The CIRCLE study found, however, that the remaining 23 percent of Millennials were not engaged at all, which presents a clear example of untapped potential for elected officials. This diversified approach to civic action demonstrates that young people are engaged but are in many ways undermobilized and just starting to appreciate their influence in political participation; many have simply been politically marginalized due to lack of education or privilege. The majority of young people who were alienated from politics only held a high school diploma, and notable majorities were people of color.
Diversity, consistent turnout, and growing voter-eligibility mean Millennials are the best chance to make progress on the issues that will keep our country moving forward. But an investment in mobilizing the potential of this powerful voting bloc is key. The Millennial generation can be a powerful contender for the electorate if politicians seize opportunities to reaffirm young people’s belief in bigger and better government; work to close gaps in income, racial, and education disparities; and consistently engage in mobilizing around issues that matter most to young people. But politicians won’t succeed at driving young people to the polls if they fail to recognize one crucial element when it comes to civic engagement: Millennials do things differently.
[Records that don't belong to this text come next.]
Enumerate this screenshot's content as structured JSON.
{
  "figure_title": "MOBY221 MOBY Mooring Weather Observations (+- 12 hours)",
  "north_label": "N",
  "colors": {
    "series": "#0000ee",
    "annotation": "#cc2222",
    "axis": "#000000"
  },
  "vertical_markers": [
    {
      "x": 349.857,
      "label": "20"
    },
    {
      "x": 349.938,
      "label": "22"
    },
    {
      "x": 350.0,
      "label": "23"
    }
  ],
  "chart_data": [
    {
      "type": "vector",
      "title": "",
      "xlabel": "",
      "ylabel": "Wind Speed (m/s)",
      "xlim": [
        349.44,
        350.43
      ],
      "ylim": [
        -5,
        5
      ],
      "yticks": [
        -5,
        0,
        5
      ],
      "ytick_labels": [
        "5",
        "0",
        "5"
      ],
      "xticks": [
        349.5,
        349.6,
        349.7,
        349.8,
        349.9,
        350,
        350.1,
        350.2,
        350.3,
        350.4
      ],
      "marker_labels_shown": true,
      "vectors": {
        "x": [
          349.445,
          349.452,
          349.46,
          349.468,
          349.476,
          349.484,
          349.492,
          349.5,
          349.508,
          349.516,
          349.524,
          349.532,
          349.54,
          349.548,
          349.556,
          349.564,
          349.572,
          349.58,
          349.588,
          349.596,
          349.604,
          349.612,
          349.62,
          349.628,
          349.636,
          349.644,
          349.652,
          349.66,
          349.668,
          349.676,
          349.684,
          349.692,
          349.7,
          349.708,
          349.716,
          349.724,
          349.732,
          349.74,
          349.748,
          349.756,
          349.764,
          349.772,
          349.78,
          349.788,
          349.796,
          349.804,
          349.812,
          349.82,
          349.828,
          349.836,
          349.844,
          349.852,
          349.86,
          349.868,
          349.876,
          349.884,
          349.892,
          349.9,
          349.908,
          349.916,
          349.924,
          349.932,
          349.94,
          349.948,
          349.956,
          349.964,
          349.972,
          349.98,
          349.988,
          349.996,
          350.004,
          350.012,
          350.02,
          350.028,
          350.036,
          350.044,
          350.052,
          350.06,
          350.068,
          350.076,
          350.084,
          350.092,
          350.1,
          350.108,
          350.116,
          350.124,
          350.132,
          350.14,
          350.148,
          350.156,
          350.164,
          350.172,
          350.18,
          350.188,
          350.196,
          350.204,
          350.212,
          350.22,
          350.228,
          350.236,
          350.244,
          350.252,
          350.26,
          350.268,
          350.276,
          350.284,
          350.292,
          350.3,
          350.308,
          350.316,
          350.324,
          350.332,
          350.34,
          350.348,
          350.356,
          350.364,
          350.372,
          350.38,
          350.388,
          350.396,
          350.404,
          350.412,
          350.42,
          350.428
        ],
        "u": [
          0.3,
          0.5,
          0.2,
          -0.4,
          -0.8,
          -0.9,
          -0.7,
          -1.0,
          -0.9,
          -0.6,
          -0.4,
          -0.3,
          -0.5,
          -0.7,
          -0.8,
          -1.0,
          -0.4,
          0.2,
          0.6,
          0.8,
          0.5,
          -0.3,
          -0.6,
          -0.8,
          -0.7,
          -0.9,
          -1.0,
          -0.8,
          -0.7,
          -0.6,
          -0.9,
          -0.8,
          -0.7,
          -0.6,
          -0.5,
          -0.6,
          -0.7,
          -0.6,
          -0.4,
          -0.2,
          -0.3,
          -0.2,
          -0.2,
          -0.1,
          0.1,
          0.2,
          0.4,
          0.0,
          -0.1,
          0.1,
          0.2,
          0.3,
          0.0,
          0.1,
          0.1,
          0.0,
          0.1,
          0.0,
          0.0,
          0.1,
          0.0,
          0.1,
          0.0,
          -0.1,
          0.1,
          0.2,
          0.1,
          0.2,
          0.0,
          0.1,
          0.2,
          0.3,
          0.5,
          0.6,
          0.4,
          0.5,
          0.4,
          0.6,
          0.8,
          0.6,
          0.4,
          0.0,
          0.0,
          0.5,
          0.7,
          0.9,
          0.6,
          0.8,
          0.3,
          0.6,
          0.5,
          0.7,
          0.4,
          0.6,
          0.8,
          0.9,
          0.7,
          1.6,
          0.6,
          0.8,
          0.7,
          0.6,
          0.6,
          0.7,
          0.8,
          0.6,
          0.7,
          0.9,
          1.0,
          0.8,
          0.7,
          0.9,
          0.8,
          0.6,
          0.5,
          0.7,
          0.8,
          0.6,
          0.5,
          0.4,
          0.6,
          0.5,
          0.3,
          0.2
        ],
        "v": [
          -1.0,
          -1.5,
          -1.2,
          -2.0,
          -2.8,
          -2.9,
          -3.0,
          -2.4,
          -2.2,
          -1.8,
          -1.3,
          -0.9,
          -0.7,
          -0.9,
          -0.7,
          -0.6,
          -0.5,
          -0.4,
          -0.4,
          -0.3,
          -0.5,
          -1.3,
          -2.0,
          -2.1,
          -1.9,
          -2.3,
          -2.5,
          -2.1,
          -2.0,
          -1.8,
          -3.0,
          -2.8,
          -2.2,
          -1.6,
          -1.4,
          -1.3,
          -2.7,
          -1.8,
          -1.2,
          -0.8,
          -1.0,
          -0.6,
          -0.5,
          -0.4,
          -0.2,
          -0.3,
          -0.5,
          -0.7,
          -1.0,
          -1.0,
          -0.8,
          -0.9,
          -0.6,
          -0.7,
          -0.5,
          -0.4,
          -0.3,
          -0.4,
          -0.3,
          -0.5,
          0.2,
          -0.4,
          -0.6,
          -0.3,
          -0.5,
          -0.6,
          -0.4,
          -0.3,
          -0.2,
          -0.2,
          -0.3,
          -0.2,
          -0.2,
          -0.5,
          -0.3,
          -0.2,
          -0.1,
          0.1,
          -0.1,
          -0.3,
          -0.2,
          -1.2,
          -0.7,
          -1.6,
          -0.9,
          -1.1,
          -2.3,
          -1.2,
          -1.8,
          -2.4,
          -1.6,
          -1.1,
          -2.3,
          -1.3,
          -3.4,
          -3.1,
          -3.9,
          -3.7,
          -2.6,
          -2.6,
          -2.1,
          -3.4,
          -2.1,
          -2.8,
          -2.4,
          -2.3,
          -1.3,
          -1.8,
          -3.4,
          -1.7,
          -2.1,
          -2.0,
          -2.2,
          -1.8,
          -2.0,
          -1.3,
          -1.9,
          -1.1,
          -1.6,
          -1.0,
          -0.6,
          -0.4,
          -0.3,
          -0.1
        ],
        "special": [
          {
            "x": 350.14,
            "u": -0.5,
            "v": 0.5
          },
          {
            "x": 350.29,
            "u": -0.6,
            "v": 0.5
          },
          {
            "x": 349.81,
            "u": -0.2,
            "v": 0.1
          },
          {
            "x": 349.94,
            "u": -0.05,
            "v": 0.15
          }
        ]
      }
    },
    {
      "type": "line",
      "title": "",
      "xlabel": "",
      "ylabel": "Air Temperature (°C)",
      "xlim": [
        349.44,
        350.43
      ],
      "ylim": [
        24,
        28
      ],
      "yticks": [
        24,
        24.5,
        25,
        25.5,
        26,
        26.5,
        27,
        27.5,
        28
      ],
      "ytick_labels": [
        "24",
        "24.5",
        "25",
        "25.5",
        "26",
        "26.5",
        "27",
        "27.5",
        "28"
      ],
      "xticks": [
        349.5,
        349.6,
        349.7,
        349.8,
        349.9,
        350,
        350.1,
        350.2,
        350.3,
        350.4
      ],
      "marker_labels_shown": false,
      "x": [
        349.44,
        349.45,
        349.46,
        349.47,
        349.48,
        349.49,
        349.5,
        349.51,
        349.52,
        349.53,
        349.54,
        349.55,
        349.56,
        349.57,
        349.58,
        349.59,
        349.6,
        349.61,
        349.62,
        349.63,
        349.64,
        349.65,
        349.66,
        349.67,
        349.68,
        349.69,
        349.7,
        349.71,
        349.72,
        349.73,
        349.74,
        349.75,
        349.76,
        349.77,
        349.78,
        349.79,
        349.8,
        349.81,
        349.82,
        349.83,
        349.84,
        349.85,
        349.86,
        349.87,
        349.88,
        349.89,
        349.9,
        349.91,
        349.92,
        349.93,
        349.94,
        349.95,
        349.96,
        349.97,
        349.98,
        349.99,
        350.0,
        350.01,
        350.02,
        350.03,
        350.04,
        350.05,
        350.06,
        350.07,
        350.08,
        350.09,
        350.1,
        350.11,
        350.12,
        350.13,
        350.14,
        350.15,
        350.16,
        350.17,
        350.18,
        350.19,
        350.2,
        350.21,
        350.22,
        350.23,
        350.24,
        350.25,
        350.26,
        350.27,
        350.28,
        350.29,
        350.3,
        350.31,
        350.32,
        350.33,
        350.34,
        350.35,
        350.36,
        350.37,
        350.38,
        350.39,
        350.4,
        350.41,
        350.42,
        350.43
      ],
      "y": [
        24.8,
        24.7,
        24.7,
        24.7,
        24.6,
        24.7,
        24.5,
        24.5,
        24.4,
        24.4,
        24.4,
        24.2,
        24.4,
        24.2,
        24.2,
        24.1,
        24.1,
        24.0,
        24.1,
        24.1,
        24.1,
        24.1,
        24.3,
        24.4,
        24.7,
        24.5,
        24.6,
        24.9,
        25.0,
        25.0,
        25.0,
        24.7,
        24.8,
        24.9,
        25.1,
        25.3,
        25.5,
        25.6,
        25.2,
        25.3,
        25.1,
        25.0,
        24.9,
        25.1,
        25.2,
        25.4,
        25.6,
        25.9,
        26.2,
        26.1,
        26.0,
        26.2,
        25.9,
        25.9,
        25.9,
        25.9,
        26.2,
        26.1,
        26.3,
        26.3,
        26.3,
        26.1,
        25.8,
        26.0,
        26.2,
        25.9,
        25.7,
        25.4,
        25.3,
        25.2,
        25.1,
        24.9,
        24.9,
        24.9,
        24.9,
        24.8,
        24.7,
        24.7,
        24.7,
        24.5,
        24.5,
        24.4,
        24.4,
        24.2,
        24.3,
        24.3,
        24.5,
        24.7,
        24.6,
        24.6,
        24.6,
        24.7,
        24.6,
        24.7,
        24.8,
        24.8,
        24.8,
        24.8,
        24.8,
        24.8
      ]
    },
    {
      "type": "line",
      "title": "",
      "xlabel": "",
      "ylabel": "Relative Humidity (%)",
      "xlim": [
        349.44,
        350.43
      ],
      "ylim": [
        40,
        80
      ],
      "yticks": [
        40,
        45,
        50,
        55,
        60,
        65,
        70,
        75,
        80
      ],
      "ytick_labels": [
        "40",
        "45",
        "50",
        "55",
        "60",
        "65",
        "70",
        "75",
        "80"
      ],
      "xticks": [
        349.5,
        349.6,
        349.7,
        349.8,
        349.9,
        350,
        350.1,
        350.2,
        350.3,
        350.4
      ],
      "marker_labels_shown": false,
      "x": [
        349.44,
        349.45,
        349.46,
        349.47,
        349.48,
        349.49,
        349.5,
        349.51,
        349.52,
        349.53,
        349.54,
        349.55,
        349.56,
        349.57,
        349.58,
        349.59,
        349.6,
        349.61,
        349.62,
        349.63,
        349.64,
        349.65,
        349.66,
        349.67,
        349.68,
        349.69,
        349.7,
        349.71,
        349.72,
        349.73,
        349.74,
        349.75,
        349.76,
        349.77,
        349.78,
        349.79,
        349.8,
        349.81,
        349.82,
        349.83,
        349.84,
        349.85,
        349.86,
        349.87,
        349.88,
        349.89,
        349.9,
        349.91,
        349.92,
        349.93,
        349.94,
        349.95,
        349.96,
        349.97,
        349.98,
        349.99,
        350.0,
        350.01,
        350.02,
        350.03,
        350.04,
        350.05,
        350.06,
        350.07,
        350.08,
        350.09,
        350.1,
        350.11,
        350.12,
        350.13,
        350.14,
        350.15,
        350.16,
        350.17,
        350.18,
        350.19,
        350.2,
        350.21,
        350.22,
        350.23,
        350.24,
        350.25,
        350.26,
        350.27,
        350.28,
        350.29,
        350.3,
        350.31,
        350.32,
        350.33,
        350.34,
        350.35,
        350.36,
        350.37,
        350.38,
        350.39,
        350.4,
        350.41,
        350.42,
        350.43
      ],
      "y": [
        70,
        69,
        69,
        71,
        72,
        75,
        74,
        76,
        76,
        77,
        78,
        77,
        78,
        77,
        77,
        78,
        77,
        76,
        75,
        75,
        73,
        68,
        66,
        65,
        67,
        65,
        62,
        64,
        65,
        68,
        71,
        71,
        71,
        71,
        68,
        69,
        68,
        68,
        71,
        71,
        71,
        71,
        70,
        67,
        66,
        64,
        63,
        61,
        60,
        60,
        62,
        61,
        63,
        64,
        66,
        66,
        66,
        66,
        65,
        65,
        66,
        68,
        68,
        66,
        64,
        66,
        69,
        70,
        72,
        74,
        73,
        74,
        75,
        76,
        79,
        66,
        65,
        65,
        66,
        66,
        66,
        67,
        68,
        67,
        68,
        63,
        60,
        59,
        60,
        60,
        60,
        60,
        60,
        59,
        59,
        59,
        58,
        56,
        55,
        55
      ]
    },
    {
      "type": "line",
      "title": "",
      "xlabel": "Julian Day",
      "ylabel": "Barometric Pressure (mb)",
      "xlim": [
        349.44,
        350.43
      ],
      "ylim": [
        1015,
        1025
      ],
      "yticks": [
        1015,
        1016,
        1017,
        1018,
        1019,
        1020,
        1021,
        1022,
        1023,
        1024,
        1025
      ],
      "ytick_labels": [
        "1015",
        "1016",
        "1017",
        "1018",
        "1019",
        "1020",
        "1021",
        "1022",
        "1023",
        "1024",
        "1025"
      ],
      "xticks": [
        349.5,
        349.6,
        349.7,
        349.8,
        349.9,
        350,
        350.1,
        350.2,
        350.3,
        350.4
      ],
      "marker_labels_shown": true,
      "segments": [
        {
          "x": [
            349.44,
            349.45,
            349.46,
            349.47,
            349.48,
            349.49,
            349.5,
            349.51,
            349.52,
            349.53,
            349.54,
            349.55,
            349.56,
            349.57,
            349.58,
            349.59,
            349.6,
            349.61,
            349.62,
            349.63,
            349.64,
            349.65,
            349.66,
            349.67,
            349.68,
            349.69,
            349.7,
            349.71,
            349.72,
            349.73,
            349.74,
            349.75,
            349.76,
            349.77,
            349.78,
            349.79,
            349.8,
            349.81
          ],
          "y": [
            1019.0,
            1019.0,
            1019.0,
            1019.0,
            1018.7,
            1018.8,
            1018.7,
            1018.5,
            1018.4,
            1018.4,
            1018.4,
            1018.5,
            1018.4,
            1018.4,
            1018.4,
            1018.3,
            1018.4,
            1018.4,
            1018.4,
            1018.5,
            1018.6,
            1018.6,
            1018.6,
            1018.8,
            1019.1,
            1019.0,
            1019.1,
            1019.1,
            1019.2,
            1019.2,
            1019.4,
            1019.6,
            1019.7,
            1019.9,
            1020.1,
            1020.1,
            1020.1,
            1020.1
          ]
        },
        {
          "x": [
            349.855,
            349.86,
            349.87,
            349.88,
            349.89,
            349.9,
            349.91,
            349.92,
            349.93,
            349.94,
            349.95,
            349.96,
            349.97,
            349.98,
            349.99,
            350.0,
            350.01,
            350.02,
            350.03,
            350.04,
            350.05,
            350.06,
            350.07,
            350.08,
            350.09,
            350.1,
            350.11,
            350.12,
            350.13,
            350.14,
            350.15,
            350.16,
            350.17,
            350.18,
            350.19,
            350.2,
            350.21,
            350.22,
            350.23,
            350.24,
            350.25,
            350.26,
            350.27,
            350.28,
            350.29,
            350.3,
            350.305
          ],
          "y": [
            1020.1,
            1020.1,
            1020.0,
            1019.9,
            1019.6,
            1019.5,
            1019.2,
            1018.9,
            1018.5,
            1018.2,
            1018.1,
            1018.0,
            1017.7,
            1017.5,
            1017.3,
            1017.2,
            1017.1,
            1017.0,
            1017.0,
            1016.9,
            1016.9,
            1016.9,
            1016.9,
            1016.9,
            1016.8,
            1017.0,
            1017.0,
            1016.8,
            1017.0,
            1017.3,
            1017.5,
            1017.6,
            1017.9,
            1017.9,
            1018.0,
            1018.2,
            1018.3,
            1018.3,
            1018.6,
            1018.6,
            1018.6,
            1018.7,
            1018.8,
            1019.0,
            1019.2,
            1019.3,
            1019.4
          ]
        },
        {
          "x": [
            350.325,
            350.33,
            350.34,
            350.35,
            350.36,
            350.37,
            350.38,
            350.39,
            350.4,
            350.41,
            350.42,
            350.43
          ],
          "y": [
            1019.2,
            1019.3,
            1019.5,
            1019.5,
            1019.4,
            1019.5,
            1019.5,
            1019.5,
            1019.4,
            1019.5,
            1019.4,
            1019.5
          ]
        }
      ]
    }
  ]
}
For all the pessimistic predictions and dismissing of Millennials’ impact in this election, nearly 70 percent say it is extremely or very likely they will personally vote—up from about 60 percent in July. What’s more, 72.6 percent of young people believe they have the power to change things in this country. There should be no mistake: Millennials will play a critical role in deciding the outcome on November 6.
Plenty has been said and written in the weeks leading up to the election about whether Millennials will turn out to vote and which candidate they’ll be supporting. But little of that coverage takes a deeper look at what is motivating this generation and the many ways beyond voting that it is making a difference in its communities. Millennials face real challenges and understand that the future is uncertain, but as the most diverse and best-educated generation the country has ever seen, they are driven, confident, and ready to work for better policies and a more progressive society.